Introduction Thoughts and Notes

Ive been struggling to write my introduction up until this point because I hadn't written enough of my essay to understand what needed to go in it. These are my initial thoughts for what could go in my introduction, obviously it needs constructing into a proper body of text but its a start. These notes were made in line with the dissertation guidance document. 

This dissertation is an investigation into social responsibility and analysing whether a corporation’s use of social responsibility as an advertising technique is actually a gimmick. 

It will analyse the use of social issues as advertising techniques in relation to the brand’s actions around the issue. 

Brand images will be broken down and analysed with the aim to understand whether the morals behind this image are genuine or whether the issue is being used as a gimmick. 

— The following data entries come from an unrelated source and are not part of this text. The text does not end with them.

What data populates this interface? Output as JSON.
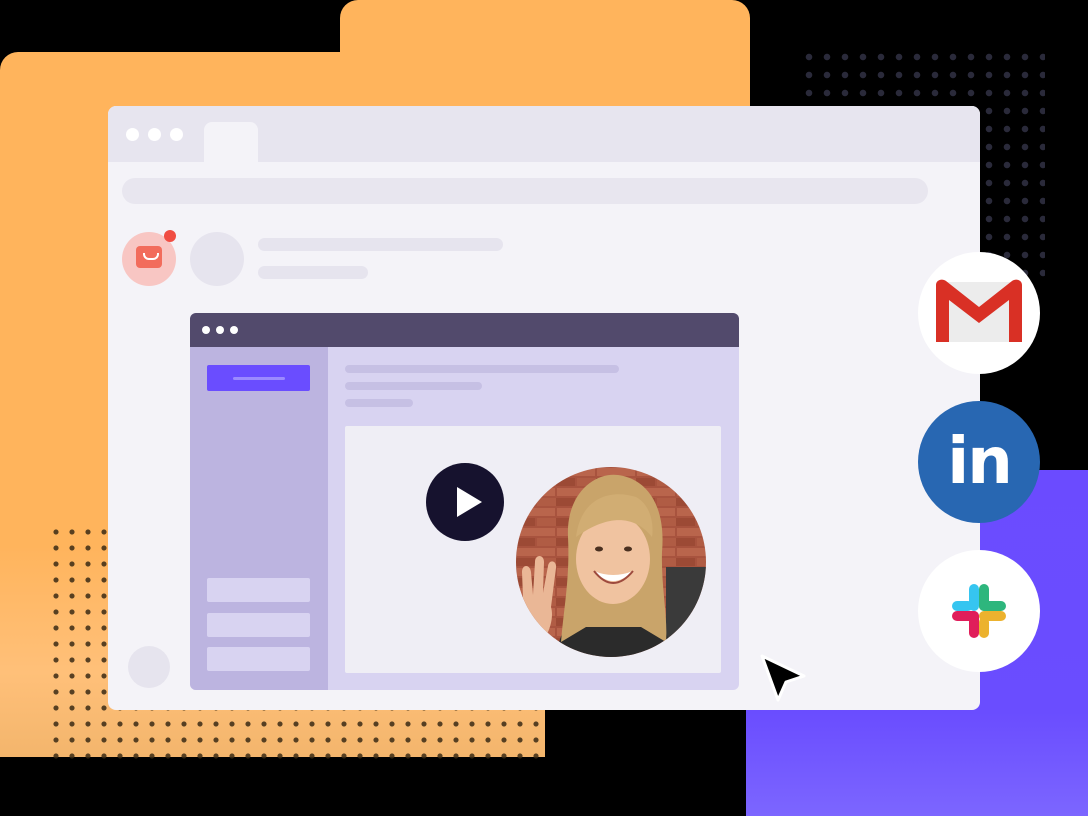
{
  "colors": {
    "orange": "#ffb45c",
    "purple": "#6b4bff",
    "window_bg": "#f4f3f8",
    "inner_bar": "#524a6c",
    "inner_body": "#d8d3f1",
    "notification_red": "#f04d43",
    "linkedin_blue": "#2867b2"
  },
  "apps": [
    {
      "name": "gmail",
      "icon": "gmail-icon"
    },
    {
      "name": "linkedin",
      "icon": "linkedin-icon",
      "label": "in"
    },
    {
      "name": "slack",
      "icon": "slack-icon"
    }
  ],
  "inner_window": {
    "sidebar_items": 3,
    "video": {
      "play_icon": "play-icon",
      "presenter": "presenter-photo"
    }
  },
  "browser": {
    "notification_icon": "mail-icon"
  }
}
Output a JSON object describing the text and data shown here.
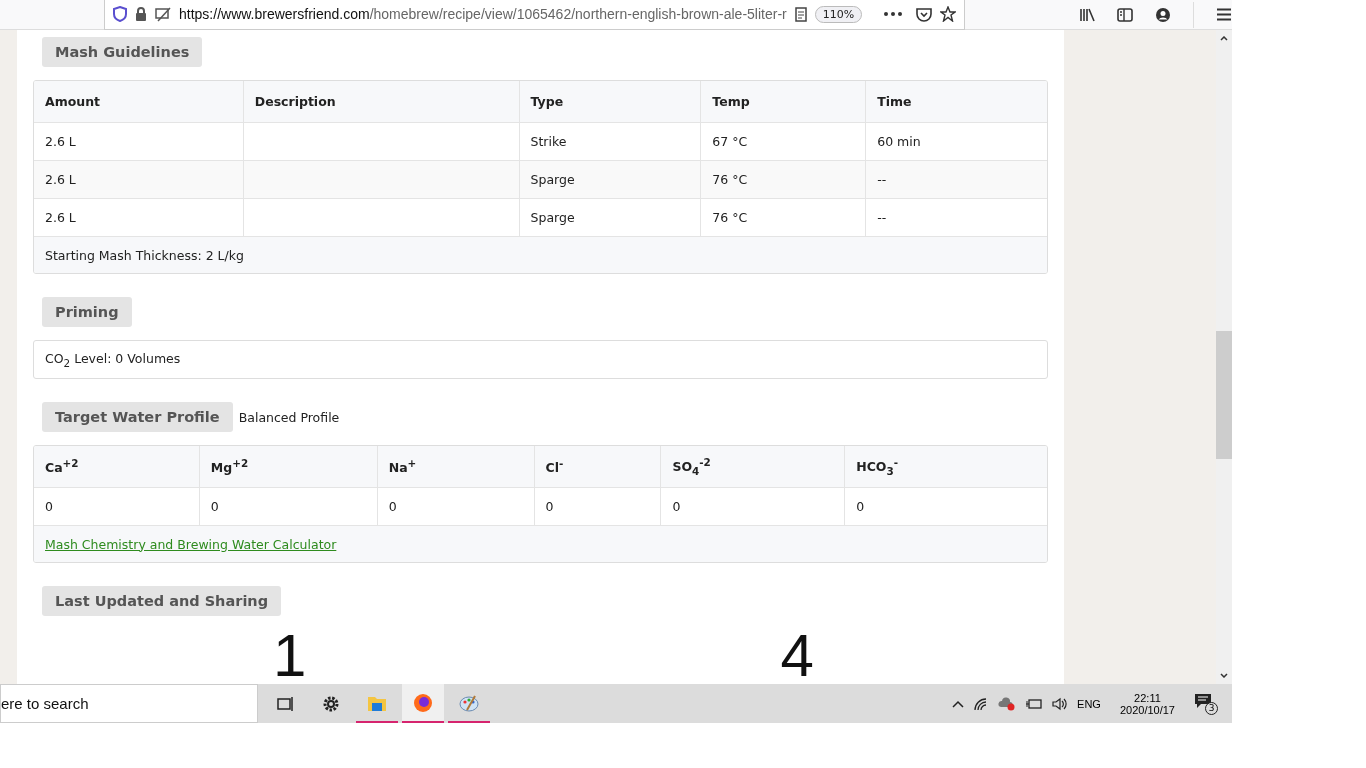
{
  "browser": {
    "url_host": "https://www.brewersfriend.com",
    "url_path": "/homebrew/recipe/view/1065462/northern-english-brown-ale-5liter-r",
    "zoom": "110%"
  },
  "mash": {
    "heading": "Mash Guidelines",
    "columns": [
      "Amount",
      "Description",
      "Type",
      "Temp",
      "Time"
    ],
    "rows": [
      [
        "2.6 L",
        "",
        "Strike",
        "67 °C",
        "60 min"
      ],
      [
        "2.6 L",
        "",
        "Sparge",
        "76 °C",
        "--"
      ],
      [
        "2.6 L",
        "",
        "Sparge",
        "76 °C",
        "--"
      ]
    ],
    "footer": "Starting Mash Thickness: 2 L/kg"
  },
  "priming": {
    "heading": "Priming",
    "text": "CO$_{2}$ Level: 0 Volumes"
  },
  "water": {
    "heading": "Target Water Profile",
    "profile": "Balanced Profile",
    "columns": [
      "Ca$^{+2}$",
      "Mg$^{+2}$",
      "Na$^{+}$",
      "Cl$^{-}$",
      "SO$_{4}$$^{-2}$",
      "HCO$_{3}$$^{-}$"
    ],
    "values": [
      "0",
      "0",
      "0",
      "0",
      "0",
      "0"
    ],
    "link": "Mash Chemistry and Brewing Water Calculator"
  },
  "sharing": {
    "heading": "Last Updated and Sharing",
    "stats": [
      "1",
      "4"
    ]
  },
  "taskbar": {
    "search": "ere to search",
    "apps": [
      {
        "kind": "taskview",
        "running": false,
        "selected": false
      },
      {
        "kind": "settings",
        "running": false,
        "selected": false
      },
      {
        "kind": "explorer",
        "running": true,
        "selected": false
      },
      {
        "kind": "firefox",
        "running": true,
        "selected": true
      },
      {
        "kind": "paint",
        "running": true,
        "selected": false
      }
    ],
    "language": "ENG",
    "time": "22:11",
    "date": "2020/10/17",
    "notifications": "3"
  }
}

It becomes clear early on that there is no black and white answer to this and a lot of the resources referenced in this dissertation are very open to interpretation. 

The question, to what extent is social responsibility used as a gimmick, takes into account this grey area and aims to gather an idea of where the responsibility lies for society. Does it lean towards the corporation or consumer and where does the creative practitioner lie within this?

Subquestions 

A: Where does the responsibility for society lie when social issues are used in advertising?
Is it with the corporation, the creative or the consumer?

B: Are the intentions of corporations genuine?

C: Are the interpretations of the consumer directly influenced by the acts of the corporation and practitioner?

D: As the middleman, does the creative practitioner have a responsibility to society and/or a duty to the corporation? Which takes priority? Money/morals argument. 

Methodologies

A: Academic research, the main theorists being…

B: Aiming to disprove supposedly good intentions of the corporation of two examples (Benetton and H&M). Using practical work to warp bad intentions into something that appears to help social issues. 

C: Academic research, the main theorists being…

D: Research into individual practitioner opinions. Academic research into practitioner relationship with society (art has power) and corporation (need for money). Practical work looking at visually shifting the  responsibility for social issues. 

My position on this question is arguing that the responsibility leans more towards the corporation - this is evident when I am picking holes in their campaigns in chapter three.